Safe, secure storage of spent fuel from the UK fleet of advanced gas-cooled nuclear reactors (AGR) must be assured until a geological disposal facility is operational. The spent fuel assemblies, which are a stainless steel, are stored in water as they require cooling from the heat generated by radioactive decay. The corrosion resistance of certain grain boundaries in their steel may be reduced (https://doi.org/10.1016/j.corsci.2014.04.050, https://doi.org/10.1016/j.matdes.2019.108368) and corrosion damage through the cladding may then allow water to percolate to the fuel. This creates a risk of fission product release.
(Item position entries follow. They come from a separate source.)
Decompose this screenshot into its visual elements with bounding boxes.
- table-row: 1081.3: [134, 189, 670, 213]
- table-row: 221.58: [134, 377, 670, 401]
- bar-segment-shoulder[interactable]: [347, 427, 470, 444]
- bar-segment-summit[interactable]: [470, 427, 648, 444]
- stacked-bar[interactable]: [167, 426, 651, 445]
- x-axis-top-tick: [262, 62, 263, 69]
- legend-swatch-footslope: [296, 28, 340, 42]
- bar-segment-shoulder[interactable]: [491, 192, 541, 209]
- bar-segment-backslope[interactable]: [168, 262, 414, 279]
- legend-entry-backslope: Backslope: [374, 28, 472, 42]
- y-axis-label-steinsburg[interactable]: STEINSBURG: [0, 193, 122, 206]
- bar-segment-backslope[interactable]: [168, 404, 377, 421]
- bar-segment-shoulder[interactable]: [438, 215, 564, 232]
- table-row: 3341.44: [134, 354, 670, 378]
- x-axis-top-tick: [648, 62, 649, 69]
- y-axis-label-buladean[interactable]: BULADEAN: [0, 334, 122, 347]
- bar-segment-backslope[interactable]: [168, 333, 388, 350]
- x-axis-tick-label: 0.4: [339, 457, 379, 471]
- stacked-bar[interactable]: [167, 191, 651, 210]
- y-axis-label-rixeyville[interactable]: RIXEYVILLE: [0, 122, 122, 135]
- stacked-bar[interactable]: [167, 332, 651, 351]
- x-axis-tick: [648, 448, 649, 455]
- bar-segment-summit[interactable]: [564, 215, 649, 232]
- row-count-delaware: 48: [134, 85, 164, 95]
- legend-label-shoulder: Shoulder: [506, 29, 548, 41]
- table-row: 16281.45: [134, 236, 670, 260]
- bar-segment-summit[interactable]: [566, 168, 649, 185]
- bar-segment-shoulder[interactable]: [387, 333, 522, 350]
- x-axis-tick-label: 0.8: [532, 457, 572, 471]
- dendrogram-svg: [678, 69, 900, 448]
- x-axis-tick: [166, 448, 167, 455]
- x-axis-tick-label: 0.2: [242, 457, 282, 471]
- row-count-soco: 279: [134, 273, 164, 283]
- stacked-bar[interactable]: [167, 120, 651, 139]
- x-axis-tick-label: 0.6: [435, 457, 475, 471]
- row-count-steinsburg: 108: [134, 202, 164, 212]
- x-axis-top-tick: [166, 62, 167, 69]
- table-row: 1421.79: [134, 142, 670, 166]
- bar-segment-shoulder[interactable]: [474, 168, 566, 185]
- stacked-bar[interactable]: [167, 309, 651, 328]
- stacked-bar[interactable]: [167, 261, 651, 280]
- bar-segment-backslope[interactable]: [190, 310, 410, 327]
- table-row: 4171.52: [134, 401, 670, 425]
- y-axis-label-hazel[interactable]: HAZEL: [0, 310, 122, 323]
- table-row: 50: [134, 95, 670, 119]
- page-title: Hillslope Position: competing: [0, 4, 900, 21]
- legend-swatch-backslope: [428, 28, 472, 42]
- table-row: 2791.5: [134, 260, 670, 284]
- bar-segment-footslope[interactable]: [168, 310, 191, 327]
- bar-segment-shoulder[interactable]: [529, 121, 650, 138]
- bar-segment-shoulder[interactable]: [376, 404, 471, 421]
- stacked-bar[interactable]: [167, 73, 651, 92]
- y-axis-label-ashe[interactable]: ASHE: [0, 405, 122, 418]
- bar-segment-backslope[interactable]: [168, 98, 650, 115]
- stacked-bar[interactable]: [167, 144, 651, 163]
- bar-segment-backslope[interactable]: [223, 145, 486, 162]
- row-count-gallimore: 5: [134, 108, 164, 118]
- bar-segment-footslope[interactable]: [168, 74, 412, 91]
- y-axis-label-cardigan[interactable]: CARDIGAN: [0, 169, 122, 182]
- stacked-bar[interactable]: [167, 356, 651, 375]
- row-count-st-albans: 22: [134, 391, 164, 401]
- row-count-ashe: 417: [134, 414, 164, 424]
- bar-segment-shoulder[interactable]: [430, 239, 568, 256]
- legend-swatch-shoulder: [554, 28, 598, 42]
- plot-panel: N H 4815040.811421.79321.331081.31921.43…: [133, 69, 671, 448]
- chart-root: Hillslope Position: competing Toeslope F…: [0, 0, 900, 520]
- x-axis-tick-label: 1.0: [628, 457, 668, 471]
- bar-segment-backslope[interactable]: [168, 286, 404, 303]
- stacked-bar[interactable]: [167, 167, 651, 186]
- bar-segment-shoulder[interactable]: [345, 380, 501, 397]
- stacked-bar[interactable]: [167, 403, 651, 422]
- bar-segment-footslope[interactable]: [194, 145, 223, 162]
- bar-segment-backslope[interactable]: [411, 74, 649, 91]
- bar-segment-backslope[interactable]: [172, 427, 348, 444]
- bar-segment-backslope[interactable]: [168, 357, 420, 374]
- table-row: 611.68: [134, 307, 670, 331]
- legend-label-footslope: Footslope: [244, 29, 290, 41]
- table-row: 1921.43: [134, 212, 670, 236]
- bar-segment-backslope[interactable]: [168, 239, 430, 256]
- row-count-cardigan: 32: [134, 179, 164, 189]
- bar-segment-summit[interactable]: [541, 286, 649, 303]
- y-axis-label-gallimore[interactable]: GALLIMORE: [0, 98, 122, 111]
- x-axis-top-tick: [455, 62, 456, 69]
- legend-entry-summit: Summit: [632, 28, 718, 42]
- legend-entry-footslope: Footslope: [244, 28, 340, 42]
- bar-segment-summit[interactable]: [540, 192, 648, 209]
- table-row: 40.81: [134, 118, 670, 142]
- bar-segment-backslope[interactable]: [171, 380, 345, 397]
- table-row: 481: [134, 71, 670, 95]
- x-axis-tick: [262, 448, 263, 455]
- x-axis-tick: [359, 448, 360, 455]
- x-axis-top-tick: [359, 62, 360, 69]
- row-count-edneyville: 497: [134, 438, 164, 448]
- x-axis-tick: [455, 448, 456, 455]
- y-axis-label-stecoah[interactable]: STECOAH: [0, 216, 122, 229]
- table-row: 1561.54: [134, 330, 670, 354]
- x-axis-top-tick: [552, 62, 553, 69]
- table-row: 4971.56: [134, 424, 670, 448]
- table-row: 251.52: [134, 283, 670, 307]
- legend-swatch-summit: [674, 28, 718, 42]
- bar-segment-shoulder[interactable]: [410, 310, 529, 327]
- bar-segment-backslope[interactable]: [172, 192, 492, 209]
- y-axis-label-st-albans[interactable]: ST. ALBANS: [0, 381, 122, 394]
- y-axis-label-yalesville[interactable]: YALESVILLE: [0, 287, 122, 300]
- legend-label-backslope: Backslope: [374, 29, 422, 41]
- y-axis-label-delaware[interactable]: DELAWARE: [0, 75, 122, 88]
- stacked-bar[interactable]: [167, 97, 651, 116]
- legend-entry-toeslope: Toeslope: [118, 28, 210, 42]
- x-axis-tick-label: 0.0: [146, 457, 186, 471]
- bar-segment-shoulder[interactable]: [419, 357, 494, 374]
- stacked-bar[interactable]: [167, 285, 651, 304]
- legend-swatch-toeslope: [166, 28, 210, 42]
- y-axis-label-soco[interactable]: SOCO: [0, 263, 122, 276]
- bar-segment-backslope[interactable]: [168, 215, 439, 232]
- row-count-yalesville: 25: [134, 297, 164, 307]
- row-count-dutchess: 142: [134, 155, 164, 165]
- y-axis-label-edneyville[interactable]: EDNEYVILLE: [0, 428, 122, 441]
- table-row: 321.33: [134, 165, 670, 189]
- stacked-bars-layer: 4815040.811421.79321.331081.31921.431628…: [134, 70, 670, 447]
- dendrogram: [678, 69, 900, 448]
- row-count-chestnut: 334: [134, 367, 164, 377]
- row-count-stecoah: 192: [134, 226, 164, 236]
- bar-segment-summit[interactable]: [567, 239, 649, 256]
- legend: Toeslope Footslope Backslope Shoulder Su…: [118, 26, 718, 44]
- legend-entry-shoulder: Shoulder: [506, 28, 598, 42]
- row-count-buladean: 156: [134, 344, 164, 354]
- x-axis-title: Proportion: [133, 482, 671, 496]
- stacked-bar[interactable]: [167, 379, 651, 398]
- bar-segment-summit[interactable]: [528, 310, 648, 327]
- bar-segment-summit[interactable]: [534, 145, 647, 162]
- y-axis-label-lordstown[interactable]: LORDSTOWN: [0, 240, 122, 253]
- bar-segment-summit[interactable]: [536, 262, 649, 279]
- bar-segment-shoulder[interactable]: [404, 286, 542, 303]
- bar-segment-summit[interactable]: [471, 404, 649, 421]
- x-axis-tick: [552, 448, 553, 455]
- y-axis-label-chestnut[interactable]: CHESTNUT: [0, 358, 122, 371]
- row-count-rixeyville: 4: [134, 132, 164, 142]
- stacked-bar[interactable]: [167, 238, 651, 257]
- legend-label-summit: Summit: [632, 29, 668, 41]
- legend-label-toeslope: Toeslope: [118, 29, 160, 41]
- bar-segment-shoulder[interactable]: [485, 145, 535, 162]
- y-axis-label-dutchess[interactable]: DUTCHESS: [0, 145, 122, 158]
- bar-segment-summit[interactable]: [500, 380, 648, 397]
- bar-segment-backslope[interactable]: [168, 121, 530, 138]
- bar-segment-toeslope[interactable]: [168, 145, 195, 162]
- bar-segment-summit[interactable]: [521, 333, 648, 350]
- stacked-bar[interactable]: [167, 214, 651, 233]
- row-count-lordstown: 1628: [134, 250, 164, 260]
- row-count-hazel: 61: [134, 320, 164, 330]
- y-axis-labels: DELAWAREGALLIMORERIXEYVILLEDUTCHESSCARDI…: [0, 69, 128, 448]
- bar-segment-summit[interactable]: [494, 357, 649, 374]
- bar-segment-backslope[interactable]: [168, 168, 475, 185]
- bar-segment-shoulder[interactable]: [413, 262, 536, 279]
The potential damage depends on the steel chemistry, its thermomechanical processing and the history of the reactor operation.
This project will develop a novel experimental method to image, map and quantify in real time how water locally penetrates the crack networks by modification of the “Ca-test” to detect and quantify moisture permeation, which uses the transparency change of a hydrating calcium coating. To understand how corrosion damage affects this, three-dimensional microstructure characterisation at selected sites (X-ray computed tomography and electron microscopy) will be correlated directly with the locally measured water penetration.
Modelling, such as a computationally efficient topological approach (https://doi.org/10.1180/minmag.2012.076.8.12, https://doi.org/10.1016/j.tafmec.2007.08.007), will be applied to simulate the effects of the multi-dimensional connectivity of these networks. Going beyond the limitations of conventional fluid flow models, this aims to enable simulations at large scale of the transport properties of damaged microstructures. Statistical (‘Monte-Carlo’) models may then predict the risk of fission product release through the damage networks that might develop with long term storage.
The project is suitable for graduates with an engineering, mathematical or physical sciences background.